Voici quelques recommandations générales sur la fréquence de mise à jour :

  1. Régulièrement : Les registres des activités de traitement doivent être mis à jour régulièrement pour refléter tout changement significatif dans les processus de traitement des données. Cela peut inclure l’ajout de nouvelles activités de traitement, la modification des finalités du traitement, l’ajout de nouvelles catégories de données personnelles traitées ou tout autre changement important dans les pratiques de traitement des données.
  1. Lors de tout changement majeur : Tout changement majeur dans les activités de traitement des données ou dans les politiques de protection des données devrait déclencher une mise à jour immédiate des registres. Cela peut inclure des changements dans les systèmes ou les technologies utilisés pour le traitement des données, des modifications dans les partenariats avec des sous-traitants ou des fournisseurs de services, ou des évolutions dans la réglementation applicable.
  1. Au moins une fois par an : Il est recommandé de procéder à une révision annuelle des registres des activités de traitement pour s’assurer qu’ils restent à jour et précis.
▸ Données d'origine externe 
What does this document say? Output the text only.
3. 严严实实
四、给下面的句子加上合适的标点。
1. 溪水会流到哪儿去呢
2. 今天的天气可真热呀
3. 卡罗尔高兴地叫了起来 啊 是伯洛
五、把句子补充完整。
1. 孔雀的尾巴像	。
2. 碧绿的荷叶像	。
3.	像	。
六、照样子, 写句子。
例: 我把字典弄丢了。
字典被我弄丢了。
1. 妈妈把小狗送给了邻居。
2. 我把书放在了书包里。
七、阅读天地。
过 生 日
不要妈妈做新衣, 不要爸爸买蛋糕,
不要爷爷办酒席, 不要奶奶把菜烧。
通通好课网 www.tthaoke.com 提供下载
Cette révision permet de garantir que tous les processus de traitement des données sont correctement documentés et que les informations contenues dans les registres sont toujours pertinentes et exactes.
  1. En cas de demande des autorités de contrôle : Si les autorités de contrôle, telles que la CNIL, demandent des informations sur les activités de traitement des données de l’organisation, il est impératif de mettre à jour les registres en conséquence et de fournir les informations requises dans les délais impartis.

En résumé, la mise à jour des registres des activités de traitement doit être effectuée dès qu’il y a un changement notable dans les opérations de traitement des données afin de garantir une conformité continue au RGPD.